You can see this ensemble of stereotypes and trite homilies as overly Western, overly ironic and thus overly detached. As was mentioned on this site vis à vis Kusturica’s Underground, turning Balkan social issues (homophobia, ethnic violence, etc) into cinema comedy can be comparable to the actual spectator role of Western countries during the Yugoslav wars: standing aside as they interpreted senseless tribal violence in the “spectacle” of ethnic bloodbaths.

However, unlike the controversial nature of a “distanced” political approach to Balkan conflict, a distanced cinematographic approach may be more productive than “Other”-ing. The films of Dragojević are parody: to take Hutcheon’s definition, a form of repetition with ironic critical distance1. Although this distance is, as we know, not always the most productively critical, note that a priori it has the ability to be.

For example, in regards to Balkan conflict, perhaps laughing at ethnic stereotypes is the only way to swallow the enormity of the violence and oppression of the Yugoslav wars. With regard to homophobic hate crimes, perhaps laughing at the messenger bag of an effeminate veterinarian is the only way to face the horror of a thousand-person public human rights violation. As Rilke eloquently puts it in Letters to a Young Poet, irony may be just another means to better understand life: “If you use it with pure intent, then it is pure.”

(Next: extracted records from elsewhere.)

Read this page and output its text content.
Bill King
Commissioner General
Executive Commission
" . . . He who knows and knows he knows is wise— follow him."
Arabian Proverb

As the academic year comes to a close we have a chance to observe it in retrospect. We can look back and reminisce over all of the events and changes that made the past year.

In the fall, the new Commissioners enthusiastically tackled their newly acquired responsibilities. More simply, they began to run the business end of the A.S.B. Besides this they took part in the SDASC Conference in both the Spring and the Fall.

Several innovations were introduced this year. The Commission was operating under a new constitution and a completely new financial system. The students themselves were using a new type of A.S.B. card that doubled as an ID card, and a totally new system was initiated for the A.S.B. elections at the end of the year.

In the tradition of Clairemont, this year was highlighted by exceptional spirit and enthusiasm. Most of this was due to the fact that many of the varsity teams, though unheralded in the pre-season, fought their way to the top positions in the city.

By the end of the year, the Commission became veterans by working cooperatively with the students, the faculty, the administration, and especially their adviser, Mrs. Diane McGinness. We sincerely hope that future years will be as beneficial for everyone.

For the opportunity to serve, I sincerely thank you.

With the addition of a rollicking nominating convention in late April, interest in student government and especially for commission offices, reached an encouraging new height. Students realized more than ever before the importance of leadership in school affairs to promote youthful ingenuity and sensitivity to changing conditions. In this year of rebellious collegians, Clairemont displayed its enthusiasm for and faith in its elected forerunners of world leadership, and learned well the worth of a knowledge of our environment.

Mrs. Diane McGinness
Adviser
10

The “pure intent” of The Parade is accomplished via lessons tidy and quick, seemingly secondary to the blunt and often borderline humor, but they do the job. I can’t argue that it’s alright to reify the crassest of stereotypes, and perhaps for certain critical audiences, that is reason enough to bypass this film.

However, with all respect to those offended, The Parade is not a film made for them. The Parade is made for a public for whom such stereotypes will be less distancing and more associating, a public which Dragojević treats with both care and disdain: “I made a film for homophobes…” he states in one interview, rephrasing for the Berlinale, “it’s a simple film for decent people”. The value of his anti-homophobic dude film is just about as clear as his conflicting statements on those who he caters to.

1.
L. Hutcheon, A theory of parody : the teachings of twentieth-century art forms, Illinois : University of Illinois Press, 2000.